André Butzer
(Born 1973)
Most distinctively, André Butzer (Born 1973 in Stuttgart, Germany) has created an intriguing fusion of early European Expressionism with ready-made American pop culture. Throughout his 30-year career, the conceptual recurrence and apparent seriality of his figures as well as his insistence on the bare human dignity are testament to his courageous and continuous enquiry into societal contradictions and social non-conformity.
As emblems of human existence, his iconic characters embody the recurring extremes of history; the childlike Friedens-Siemens is vision itself, beholding the past and future with eyes wide open, as if to witness the industrial ruin and envision a utopian peaceful existence alike. The Wanderer homelessly roams the earth. Longing for a place of his own, he is both witness and perpetrator of man-made devastation and horror. As a later descendant of Friedrich Hölderlin’s fateful Hyperion, he could be an alter ego or even a self-portrait of the artist—and then again, not at all. On the brink of this world and the beyond, the figure of the Woman resides in a tense state of vulnerable powerlessness and rigorous capability. Modest and benevolent, she could even be an icon of the Virgin Mary, reuniting what is present and what is absent.
When all of them come together, figures and colors combine to form a large animated trait, a motif that encompasses the entire image, creating spatiality and, at the same time, being a pure planar ornament. Butzer takes back the representational aspect in relation to the decorative character of his figures. On dense and tightly woven surfaces, he grants all manner of things the same pictorial values.
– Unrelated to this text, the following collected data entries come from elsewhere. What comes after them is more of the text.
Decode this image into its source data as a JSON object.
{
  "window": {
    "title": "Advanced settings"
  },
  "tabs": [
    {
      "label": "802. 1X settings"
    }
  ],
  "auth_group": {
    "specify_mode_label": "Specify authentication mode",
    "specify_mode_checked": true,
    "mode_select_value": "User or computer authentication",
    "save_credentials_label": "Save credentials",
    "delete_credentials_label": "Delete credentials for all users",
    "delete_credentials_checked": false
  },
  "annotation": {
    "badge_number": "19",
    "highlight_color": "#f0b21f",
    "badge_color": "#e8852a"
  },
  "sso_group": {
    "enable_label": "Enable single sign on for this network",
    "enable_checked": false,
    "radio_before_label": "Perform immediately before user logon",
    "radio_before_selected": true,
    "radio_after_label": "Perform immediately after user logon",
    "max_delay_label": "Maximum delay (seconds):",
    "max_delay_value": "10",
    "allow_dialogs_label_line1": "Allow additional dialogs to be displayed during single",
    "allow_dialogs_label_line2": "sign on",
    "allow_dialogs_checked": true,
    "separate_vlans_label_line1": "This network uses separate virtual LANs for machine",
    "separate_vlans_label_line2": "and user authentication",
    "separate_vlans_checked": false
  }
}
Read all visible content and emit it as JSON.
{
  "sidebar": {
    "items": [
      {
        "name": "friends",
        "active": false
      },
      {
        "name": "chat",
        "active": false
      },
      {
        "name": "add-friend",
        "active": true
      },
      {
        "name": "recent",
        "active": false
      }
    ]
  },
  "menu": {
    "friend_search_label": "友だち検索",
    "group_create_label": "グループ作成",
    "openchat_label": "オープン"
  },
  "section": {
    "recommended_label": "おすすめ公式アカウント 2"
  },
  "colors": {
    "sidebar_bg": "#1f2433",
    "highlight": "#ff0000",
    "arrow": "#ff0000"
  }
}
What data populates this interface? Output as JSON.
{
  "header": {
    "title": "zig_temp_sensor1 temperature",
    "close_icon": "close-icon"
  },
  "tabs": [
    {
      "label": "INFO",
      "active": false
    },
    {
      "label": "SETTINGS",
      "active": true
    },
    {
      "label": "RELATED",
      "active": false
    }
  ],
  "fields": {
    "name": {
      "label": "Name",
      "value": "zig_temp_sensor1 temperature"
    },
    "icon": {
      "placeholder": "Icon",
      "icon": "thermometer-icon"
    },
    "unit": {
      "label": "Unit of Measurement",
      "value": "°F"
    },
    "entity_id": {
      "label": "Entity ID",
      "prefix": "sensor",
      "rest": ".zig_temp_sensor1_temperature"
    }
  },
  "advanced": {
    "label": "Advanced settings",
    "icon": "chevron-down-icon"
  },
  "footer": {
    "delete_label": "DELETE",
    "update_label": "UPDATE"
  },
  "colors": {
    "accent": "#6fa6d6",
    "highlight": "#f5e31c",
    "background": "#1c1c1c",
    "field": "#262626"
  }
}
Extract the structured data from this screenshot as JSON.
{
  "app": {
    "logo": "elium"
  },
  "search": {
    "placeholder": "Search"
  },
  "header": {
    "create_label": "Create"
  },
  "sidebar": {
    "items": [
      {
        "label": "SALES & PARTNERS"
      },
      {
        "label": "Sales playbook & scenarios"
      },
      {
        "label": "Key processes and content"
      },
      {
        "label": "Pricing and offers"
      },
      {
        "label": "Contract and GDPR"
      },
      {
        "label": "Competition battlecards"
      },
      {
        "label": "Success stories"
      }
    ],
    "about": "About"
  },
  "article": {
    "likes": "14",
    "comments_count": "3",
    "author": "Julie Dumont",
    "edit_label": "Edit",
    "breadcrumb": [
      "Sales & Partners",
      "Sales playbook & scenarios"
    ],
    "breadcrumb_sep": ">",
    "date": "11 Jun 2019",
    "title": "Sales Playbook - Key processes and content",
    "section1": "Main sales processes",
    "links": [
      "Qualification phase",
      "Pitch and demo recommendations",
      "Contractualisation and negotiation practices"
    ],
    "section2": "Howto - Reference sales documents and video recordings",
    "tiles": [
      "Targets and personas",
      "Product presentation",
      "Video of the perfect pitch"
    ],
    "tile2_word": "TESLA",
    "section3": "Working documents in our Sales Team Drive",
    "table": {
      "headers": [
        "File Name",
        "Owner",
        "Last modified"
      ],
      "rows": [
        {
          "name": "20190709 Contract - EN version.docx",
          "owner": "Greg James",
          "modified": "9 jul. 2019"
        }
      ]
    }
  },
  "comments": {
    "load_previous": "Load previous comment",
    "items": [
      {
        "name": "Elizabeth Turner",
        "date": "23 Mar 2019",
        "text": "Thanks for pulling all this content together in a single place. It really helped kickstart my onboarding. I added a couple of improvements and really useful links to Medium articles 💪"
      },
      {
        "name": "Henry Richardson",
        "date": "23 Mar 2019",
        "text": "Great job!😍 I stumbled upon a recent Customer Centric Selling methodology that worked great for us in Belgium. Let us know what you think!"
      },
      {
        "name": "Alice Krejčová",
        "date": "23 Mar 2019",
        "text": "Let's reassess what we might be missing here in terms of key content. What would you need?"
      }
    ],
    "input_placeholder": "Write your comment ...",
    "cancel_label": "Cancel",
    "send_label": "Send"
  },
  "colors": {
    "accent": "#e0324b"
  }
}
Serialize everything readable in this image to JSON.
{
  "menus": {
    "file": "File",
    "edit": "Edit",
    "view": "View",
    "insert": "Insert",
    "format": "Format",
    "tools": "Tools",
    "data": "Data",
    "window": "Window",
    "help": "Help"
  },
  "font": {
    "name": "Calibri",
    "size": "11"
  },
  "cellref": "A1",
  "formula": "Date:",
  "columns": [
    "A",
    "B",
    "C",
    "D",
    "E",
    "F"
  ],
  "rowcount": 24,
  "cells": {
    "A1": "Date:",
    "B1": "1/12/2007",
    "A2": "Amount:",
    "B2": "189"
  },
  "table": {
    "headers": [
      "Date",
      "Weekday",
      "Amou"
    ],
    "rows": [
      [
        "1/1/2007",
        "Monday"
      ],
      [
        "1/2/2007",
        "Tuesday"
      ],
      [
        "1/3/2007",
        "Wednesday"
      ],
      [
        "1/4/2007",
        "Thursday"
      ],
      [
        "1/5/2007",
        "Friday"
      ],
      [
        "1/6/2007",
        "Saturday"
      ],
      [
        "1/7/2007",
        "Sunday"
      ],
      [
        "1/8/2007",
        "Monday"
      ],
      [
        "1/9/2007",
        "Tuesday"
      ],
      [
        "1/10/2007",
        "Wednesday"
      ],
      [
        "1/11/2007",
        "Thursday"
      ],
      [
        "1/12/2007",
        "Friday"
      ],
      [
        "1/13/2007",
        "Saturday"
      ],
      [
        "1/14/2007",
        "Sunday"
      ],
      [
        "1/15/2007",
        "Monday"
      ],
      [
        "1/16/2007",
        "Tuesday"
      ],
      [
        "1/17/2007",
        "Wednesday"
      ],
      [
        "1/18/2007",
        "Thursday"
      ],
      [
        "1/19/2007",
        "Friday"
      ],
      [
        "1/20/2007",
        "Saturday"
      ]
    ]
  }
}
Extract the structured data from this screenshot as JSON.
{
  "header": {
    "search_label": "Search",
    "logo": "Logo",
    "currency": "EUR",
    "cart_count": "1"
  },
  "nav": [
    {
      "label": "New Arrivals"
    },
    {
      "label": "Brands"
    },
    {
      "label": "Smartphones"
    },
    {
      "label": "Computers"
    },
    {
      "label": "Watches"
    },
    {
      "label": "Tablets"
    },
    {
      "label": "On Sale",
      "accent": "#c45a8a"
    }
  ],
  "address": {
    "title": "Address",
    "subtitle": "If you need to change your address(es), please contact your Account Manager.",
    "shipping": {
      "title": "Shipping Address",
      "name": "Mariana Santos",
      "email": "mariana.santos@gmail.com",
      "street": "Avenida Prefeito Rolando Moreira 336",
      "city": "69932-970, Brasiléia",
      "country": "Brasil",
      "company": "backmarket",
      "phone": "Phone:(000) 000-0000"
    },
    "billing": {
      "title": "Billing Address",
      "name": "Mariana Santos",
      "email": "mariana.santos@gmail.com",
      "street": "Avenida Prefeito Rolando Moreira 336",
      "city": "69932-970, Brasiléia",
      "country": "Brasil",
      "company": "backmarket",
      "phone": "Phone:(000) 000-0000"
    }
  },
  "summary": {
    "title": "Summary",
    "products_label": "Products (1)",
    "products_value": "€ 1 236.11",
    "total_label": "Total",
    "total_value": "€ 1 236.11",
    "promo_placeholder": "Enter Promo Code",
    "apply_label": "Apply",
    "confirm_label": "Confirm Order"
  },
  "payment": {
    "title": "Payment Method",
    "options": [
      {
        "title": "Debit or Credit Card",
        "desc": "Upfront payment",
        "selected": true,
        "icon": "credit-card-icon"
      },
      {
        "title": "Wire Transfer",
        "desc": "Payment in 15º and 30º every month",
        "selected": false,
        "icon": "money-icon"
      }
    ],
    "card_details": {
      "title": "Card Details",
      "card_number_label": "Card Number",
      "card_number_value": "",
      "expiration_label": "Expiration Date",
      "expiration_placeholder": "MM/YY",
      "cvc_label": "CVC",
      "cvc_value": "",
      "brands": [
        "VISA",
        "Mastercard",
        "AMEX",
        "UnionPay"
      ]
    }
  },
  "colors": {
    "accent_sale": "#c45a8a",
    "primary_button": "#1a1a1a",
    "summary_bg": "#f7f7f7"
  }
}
From the elementary relation of the horizontal and the vertical, Butzer has created a pictorial figure that inevitably reveals the finiteness as well as the possibilities of Being in his so-called N-Paintings (2010–2017). In the tremendous condition of imageless immediacy, each of them is unique, unrepeatable and individual, constantly questioning our wavering stand in the world.
After having explored the fundamental dimensions of color and the potentiality of painterly expression in the seemingly utter black of his N-Paintings, Butzer relocated to California (2018-2021). Painting outdoors year-round, the following works brim with a vibrating freshness and display his mature, painterly mastery. This “American experience” confirmed Butzer’s belief that paintings are “localizations of the greatest despair and the greatest hope,” which is exactly why “they come closest to the very joy and aid we are in dire need of.”
Yet, Butzer’s paintings reach far beyond the bare figures. Instead of mere colorfulness, he brings the images to a coherent wholeness or coloristic totality. Every boundary is equally a crossing. Each color he places is not isolated but continuously related to the whole of the colored plane. Each new painting realizes the unity of these opposites and contrasts. This relational Being of color reveals itself as the planar-ornamental origin of all appearances, as the coloristic and historical heritage of Butzer’s paintings is neither merely figurative nor merely abstract, but complete Beings of the unison and presence of color.
Having first exhibited with Skarstedt for their New York City inauguration in 2007, André Butzer returned to Skarstedt with a self-titled solo exhibition in Febraury 2025 at Skarstedt Chelsea.